3 Responses to Nat’l Record Store Day footnote: my years at Sam Goody records

  1. Frederick Paul Walter April 24, 2015 at 6:03 am #

    It’s sad to read about snooty, self-appointed experts such as Louis Weber – a little man puffing himself up by demeaning others. Had he and his elitist sort behaved differently, maybe Goody would still be in business and classical music would still be a popular commodity in the U.S. But Goody’s gone for good, and the classics are widely loved only in Europe, Asia, the Antipodes, and S. America – i.e., everywhere but here. Thanks, Lou, for your arrogant airs, pointy-headed pretensions, and antisocial misbehavior. What a way to run a business … into the ground.

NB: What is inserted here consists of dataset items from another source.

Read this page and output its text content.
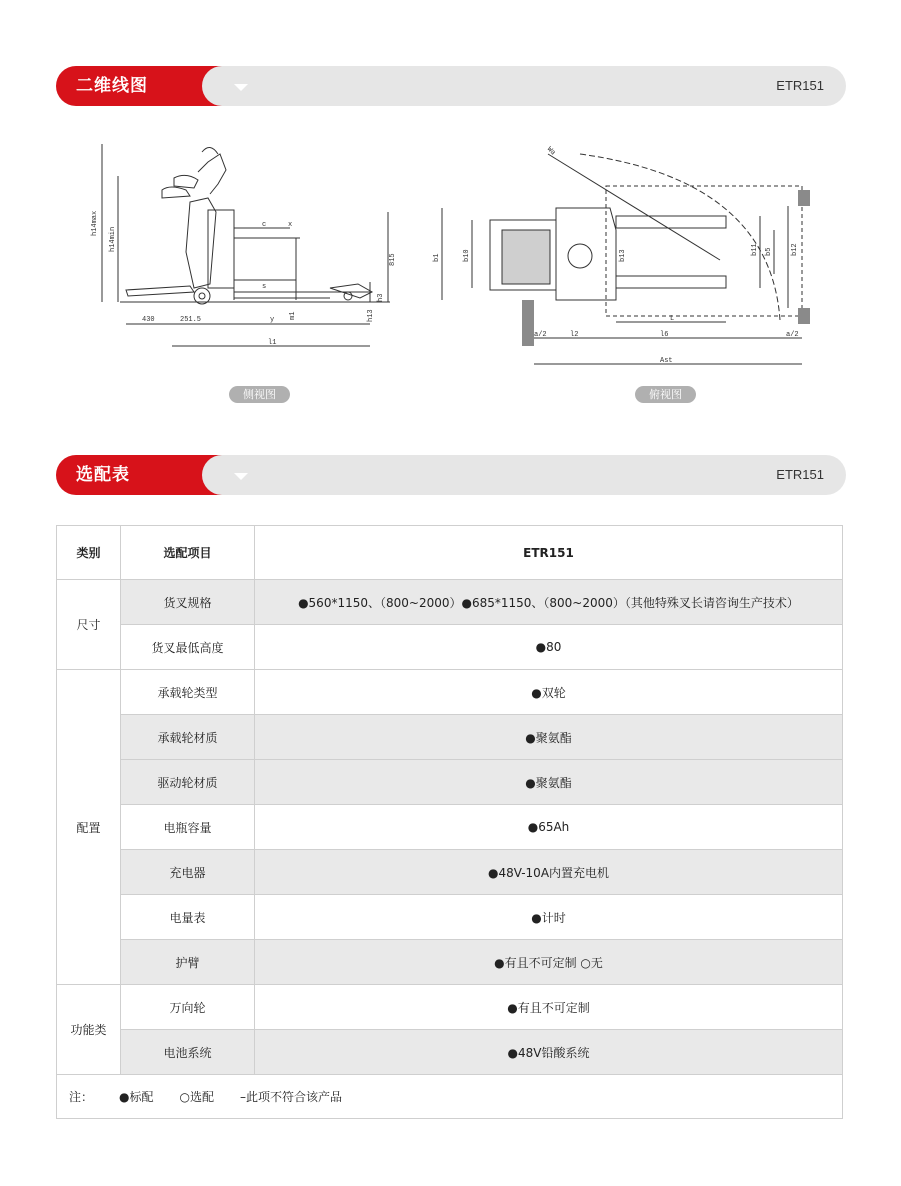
二维线图	ETR151
h14max
h14min
430	251.5	y
l1
c	x
815
h3
h13
s
m1
Wa
b1	b10	b13	b11 b5	b12
l2	l6
L
Ast
a/2	a/2
侧视图	俯视图
选配表	ETR151
类别	选配项目	ETR151
尺寸	货叉规格	●560*1150、（800~2000）●685*1150、（800~2000）（其他特殊叉长请咨询生产技术）
	货叉最低高度	●80
配置	承载轮类型	●双轮
	承载轮材质	●聚氨酯
	驱动轮材质	●聚氨酯
	电瓶容量	●65Ah
	充电器	●48V-10A内置充电机
	电量表	●计时
	护臂	●有且不可定制 ○无
功能类	万向轮	●有且不可定制
	电池系统	●48V铅酸系统
注： ●标配 ○选配 –此项不符合该产品		
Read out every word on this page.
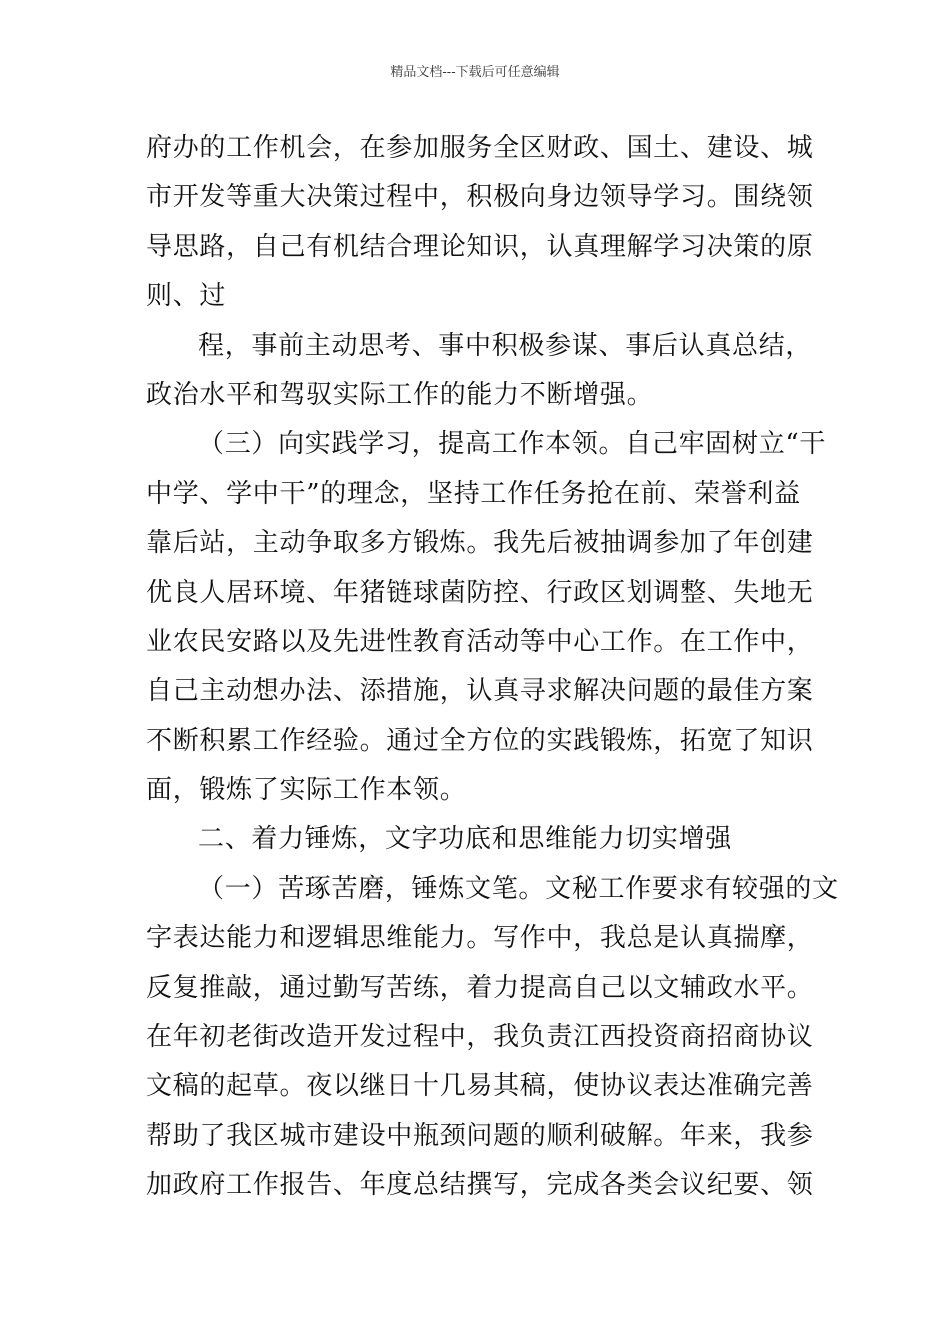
精品文档---下载后可任意编辑
府办的工作机会，在参加服务全区财政、国土、建设、城
市开发等重大决策过程中，积极向身边领导学习。围绕领
导思路，自己有机结合理论知识，认真理解学习决策的原
则、过
程，事前主动思考、事中积极参谋、事后认真总结，
政治水平和驾驭实际工作的能力不断增强。
（三）向实践学习，提高工作本领。自己牢固树立“干
中学、学中干”的理念，坚持工作任务抢在前、荣誉利益
靠后站，主动争取多方锻炼。我先后被抽调参加了年创建
优良人居环境、年猪链球菌防控、行政区划调整、失地无
业农民安路以及先进性教育活动等中心工作。在工作中，
自己主动想办法、添措施，认真寻求解决问题的最佳方案
不断积累工作经验。通过全方位的实践锻炼，拓宽了知识
面，锻炼了实际工作本领。
二、着力锤炼，文字功底和思维能力切实增强
（一）苦琢苦磨，锤炼文笔。文秘工作要求有较强的文
字表达能力和逻辑思维能力。写作中，我总是认真揣摩，
反复推敲，通过勤写苦练，着力提高自己以文辅政水平。
在年初老街改造开发过程中，我负责江西投资商招商协议
文稿的起草。夜以继日十几易其稿，使协议表达准确完善
帮助了我区城市建设中瓶颈问题的顺利破解。年来，我参
加政府工作报告、年度总结撰写，完成各类会议纪要、领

    • Matthew Lasar April 24, 2015 at 12:47 pm #

      Hey Frederick: I totally hear you. It’s hard to translate Lou Weber into the present. He was a mid-20th century New York City kind of thing, and in that context, lots of people thought he was kind of fun.

  2. Bill Jobson May 6, 2015 at 8:46 am #

    I came across the essays on the Ralph Mag website when I got an out-of-the-blue nostalgia for the Sam Goody I remember from the ’70s. Enjoyed reading them! It was my brother Steve, a Classical and Opera nut, who saw that store as the Emerald City of records. We grew up in the Bronx and went more frequently to the Cross County location up in Westchester. The staff was younger but knowledgeable and helpful. I remember one of them sitting up at the register playing “Stairway To Heaven” intro on an acoustic guitar, one of the musical instruments they sold in the store at the time. My kids, both currently in Brooklyn, enjoy the vinyl and book stores that have appeared in the last few years, staffed with people interested in what they sell. I can’t imagine the millennials developing into the sales types from back in the day, but time will tell.